The ideal gas law, first stated in 1834, has suddenly become big news.
The law, which describes a relationship between temperature and pressure, hit the national news scene recently after players in the NFL's AFC championship game between the New England Patriots and Indianapolis Colts noticed that the balls were, well, soft. Measurements ensued, fingers were pointed, and within days the nation was treated to the sight of Patriots coach Bill Belichick attempting to explain the relationship between temperature and pressure in a gaseous system. “The preparation of the ball caused the ball to be, I would say, artificially high in psi,” he said during a press conference that was called to address the unexpected effects of the ideal gas law. “It reached its equilibrium at some point later on -- you know, an hour, two hours. That level (in psi) was below what was set in this climatic condition.” (The game was played in New England.)

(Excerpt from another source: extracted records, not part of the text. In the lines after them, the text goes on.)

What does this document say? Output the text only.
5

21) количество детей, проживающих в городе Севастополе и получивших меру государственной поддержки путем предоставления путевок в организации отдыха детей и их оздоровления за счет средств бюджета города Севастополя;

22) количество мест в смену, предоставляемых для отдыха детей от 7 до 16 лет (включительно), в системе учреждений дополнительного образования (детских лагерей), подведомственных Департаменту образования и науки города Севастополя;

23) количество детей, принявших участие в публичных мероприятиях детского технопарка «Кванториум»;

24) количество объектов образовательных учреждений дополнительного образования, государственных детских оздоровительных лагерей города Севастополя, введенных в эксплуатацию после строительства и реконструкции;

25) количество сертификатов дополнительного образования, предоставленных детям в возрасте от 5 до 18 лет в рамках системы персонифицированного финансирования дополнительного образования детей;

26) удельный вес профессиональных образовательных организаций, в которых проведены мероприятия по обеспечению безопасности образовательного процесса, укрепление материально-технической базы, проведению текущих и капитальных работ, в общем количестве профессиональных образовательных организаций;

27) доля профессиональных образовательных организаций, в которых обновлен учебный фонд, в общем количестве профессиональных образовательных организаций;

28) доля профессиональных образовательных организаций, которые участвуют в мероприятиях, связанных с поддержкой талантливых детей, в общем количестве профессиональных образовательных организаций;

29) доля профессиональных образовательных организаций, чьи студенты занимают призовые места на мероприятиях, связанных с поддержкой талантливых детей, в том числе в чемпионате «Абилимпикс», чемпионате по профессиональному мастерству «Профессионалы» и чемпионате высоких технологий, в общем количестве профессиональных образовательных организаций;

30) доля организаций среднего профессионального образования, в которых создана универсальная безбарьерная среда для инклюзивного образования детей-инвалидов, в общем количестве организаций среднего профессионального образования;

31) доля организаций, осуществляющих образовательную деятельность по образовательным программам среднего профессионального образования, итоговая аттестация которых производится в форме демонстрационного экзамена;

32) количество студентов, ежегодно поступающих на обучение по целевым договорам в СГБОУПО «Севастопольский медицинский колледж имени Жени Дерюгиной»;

In a broad scientific sense, Belichick’s fumbling explanation was, in fact, correct. According to the ideal gas law, a rise in temperature (assuming all other factors are equal) causes a rise in pressure. “The more the temperature goes up, the more the molecules fly around,” Eric Nauman, professor of mechanical engineering at Purdue University, told Design News. “The faster they go, the harder they bang into each other, and the harder they bang into the walls of an air cylinder or a football. And when they push against the walls, the pressure goes up.”
Motion control engineers know this phenomenon all too well. Ultra-precise positioning systems powered by air can be affected by temperature. The caveat, however, is that it must be a large temperature swing, they say. “If you set up a system with a positioning accuracy of hundredths of an inch in a 70 degree room, and then you deploy it in a -10 degree room, yes, you will definitely get different measurements,” said Frank Langro, director of marketing and product management for Festo Corp., a manufacturer of pneumatic systems. Langro adds that NASA engineers face those temperature-related challenges all the time when deploying air-powered systems inside spacecraft.

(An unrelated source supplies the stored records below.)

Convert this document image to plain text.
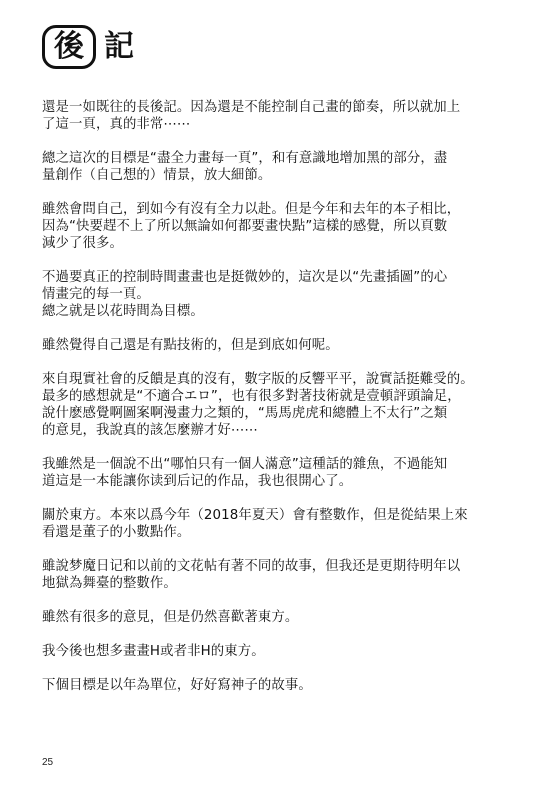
後 記

還是一如既往的長後記。因為還是不能控制自己畫的節奏，所以就加上
了這一頁，真的非常⋯⋯

總之這次的目標是“盡全力畫每一頁”，和有意識地增加黑的部分，盡
量創作（自己想的）情景，放大細節。

雖然會問自己，到如今有沒有全力以赴。但是今年和去年的本子相比，
因為“快要趕不上了所以無論如何都要畫快點”這樣的感覺，所以頁數
減少了很多。

不過要真正的控制時間畫畫也是挺微妙的，這次是以“先畫插圖”的心
情畫完的每一頁。
總之就是以花時間為目標。

雖然覺得自己還是有點技術的，但是到底如何呢。

來自現實社會的反饋是真的沒有，數字版的反響平平，說實話挺難受的。
最多的感想就是“不適合エロ”，也有很多對著技術就是壹頓評頭論足，
說什麽感覺啊圖案啊漫畫力之類的，“馬馬虎虎和總體上不太行”之類
的意見，我說真的該怎麼辦才好⋯⋯

我雖然是一個說不出“哪怕只有一個人滿意”這種話的雜魚，不過能知
道這是一本能讓你读到后记的作品，我也很開心了。

關於東方。本來以爲今年（2018年夏天）會有整數作，但是從結果上來
看還是董子的小數點作。

雖說梦魔日记和以前的文花帖有著不同的故事，但我还是更期待明年以
地獄為舞臺的整數作。

雖然有很多的意見，但是仍然喜歡著東方。

我今後也想多畫畫H或者非H的東方。

下個目標是以年為單位，好好寫神子的故事。

25
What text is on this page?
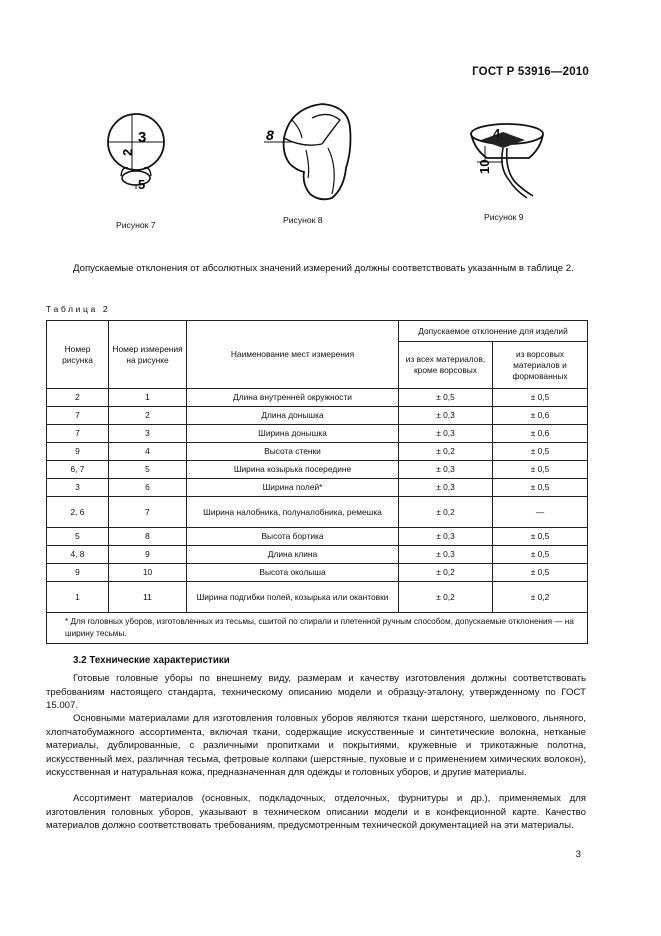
ГОСТ Р 53916—2010
3
2
5
Рисунок 7
8
Рисунок 8
4
10
Рисунок 9

Допускаемые отклонения от абсолютных значений измерений должны соответствовать указанным в таблице 2.

Таблица 2
Номер рисунка	Номер измерения на рисунке	Наименование мест измерения	Допускаемое отклонение для изделий	
			из всех материалов, кроме ворсовых	из ворсовых материалов и формованных
2	1	Длина внутренней окружности	± 0,5	± 0,5
7	2	Длина донышка	± 0,3	± 0,6
7	3	Ширина донышка	± 0,3	± 0,6
9	4	Высота стенки	± 0,2	± 0,5
6, 7	5	Ширина козырька посередине	± 0,3	± 0,5
3	6	Ширина полей*	± 0,3	± 0,5
2, 6	7	Ширина налобника, полуналобника, ремешка	± 0,2	—
5	8	Высота бортика	± 0,3	± 0,5
4, 8	9	Длина клина	± 0,3	± 0,5
9	10	Высота околыша	± 0,2	± 0,5
1	11	Ширина подгибки полей, козырька или окантовки	± 0,2	± 0,2
* Для головных уборов, изготовленных из тесьмы, сшитой по спирали и плетенной ручным способом, допускаемые отклонения — на ширину тесьмы.				
3.2 Технические характеристики

Готовые головные уборы по внешнему виду, размерам и качеству изготовления должны соответствовать требованиям настоящего стандарта, техническому описанию модели и образцу-эталону, утвержденному по ГОСТ 15.007.

Основными материалами для изготовления головных уборов являются ткани шерстяного, шелкового, льняного, хлопчатобумажного ассортимента, включая ткани, содержащие искусственные и синтетические волокна, нетканые материалы, дублированные, с различными пропитками и покрытиями, кружевные и трикотажные полотна, искусственный мех, различная тесьма, фетровые колпаки (шерстяные, пуховые и с применением химических волокон), искусственная и натуральная кожа, предназначенная для одежды и головных уборов, и другие материалы.

Ассортимент материалов (основных, подкладочных, отделочных, фурнитуры и др.), применяемых для изготовления головных уборов, указывают в техническом описании модели и в конфекционной карте. Качество материалов должно соответствовать требованиям, предусмотренным технической документацией на эти материалы.

3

But as Langro points out, the temperature swings must be vast. As would be expected, a small temperature swing causes a small change in pressure. That’s why the claim that the balls lost between 1.5 psi and 2.0 psi as the result of a 20F temperature swing seems unlikely. “By my estimates, the ball should have gone from 12.5 psi to 12.1 psi, based on a 20 degree temperature change,” Nauman told us.

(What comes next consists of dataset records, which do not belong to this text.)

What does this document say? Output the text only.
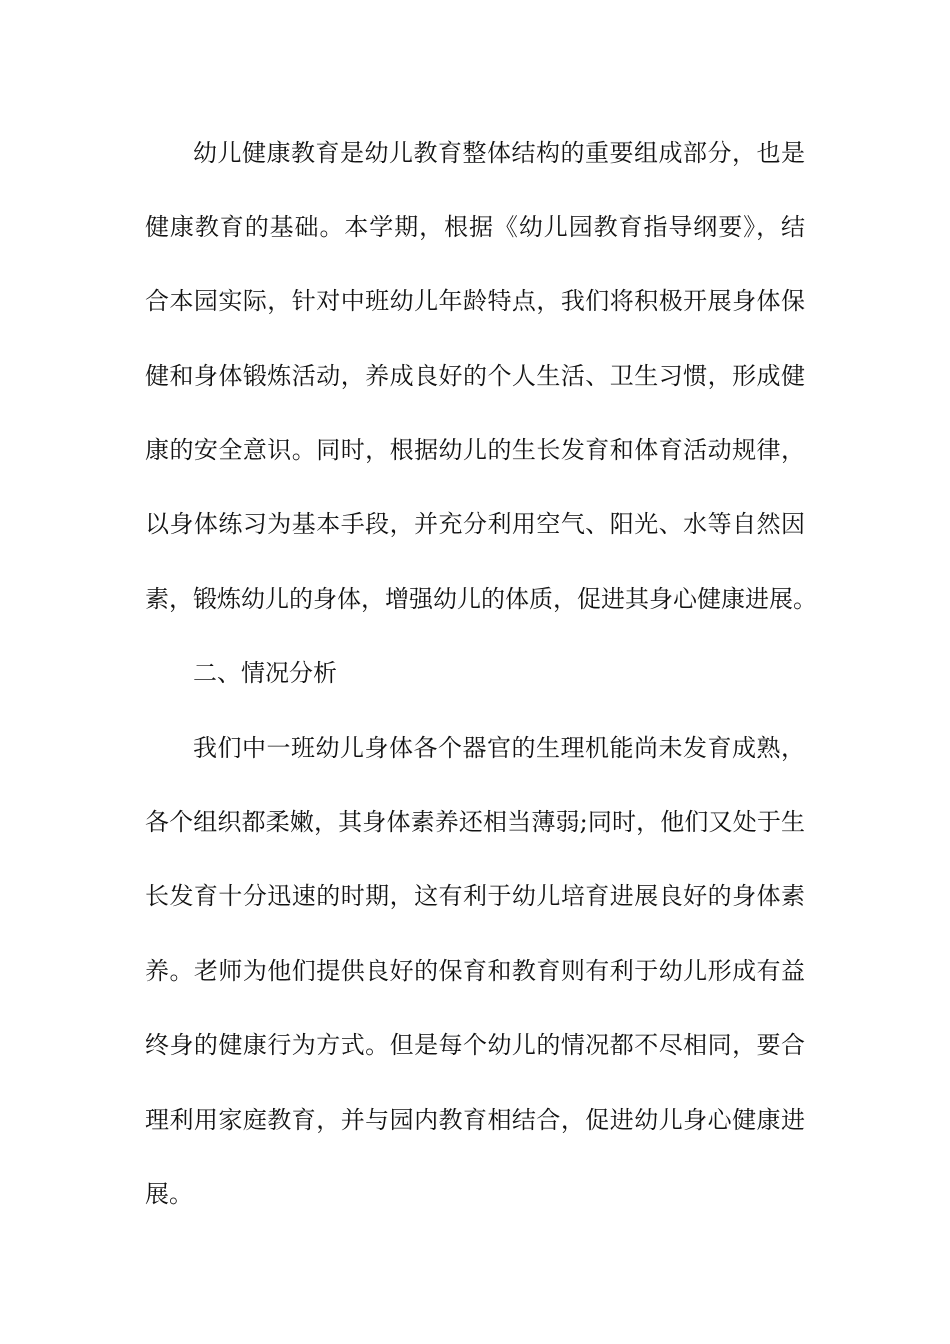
幼儿健康教育是幼儿教育整体结构的重要组成部分，也是
健康教育的基础。本学期，根据《幼儿园教育指导纲要》，结
合本园实际，针对中班幼儿年龄特点，我们将积极开展身体保
健和身体锻炼活动，养成良好的个人生活、卫生习惯，形成健
康的安全意识。同时，根据幼儿的生长发育和体育活动规律，
以身体练习为基本手段，并充分利用空气、阳光、水等自然因
素，锻炼幼儿的身体，增强幼儿的体质，促进其身心健康进展。
二、情况分析
我们中一班幼儿身体各个器官的生理机能尚未发育成熟，
各个组织都柔嫩，其身体素养还相当薄弱;同时，他们又处于生
长发育十分迅速的时期，这有利于幼儿培育进展良好的身体素
养。老师为他们提供良好的保育和教育则有利于幼儿形成有益
终身的健康行为方式。但是每个幼儿的情况都不尽相同，要合
理利用家庭教育，并与园内教育相结合，促进幼儿身心健康进
展。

Then there’s the issue of time. Experts say that car tires lose three or four psi over the course of months -- from July to January, for example. The same holds true for basketballs and volleyballs -- they go flat after weeks, not hours, in a car trunk. ”Some processes are fast and some are slow,” Langro told us. “Temperature is a slow process.”
The bottom line is that Belichick’s reliance on the ideal gas law, while broadly correct, falls flat on the details. “It’s too much pressure drop, too little time,” Langro said. “That’s where Bill Belichick needs to go back to school.”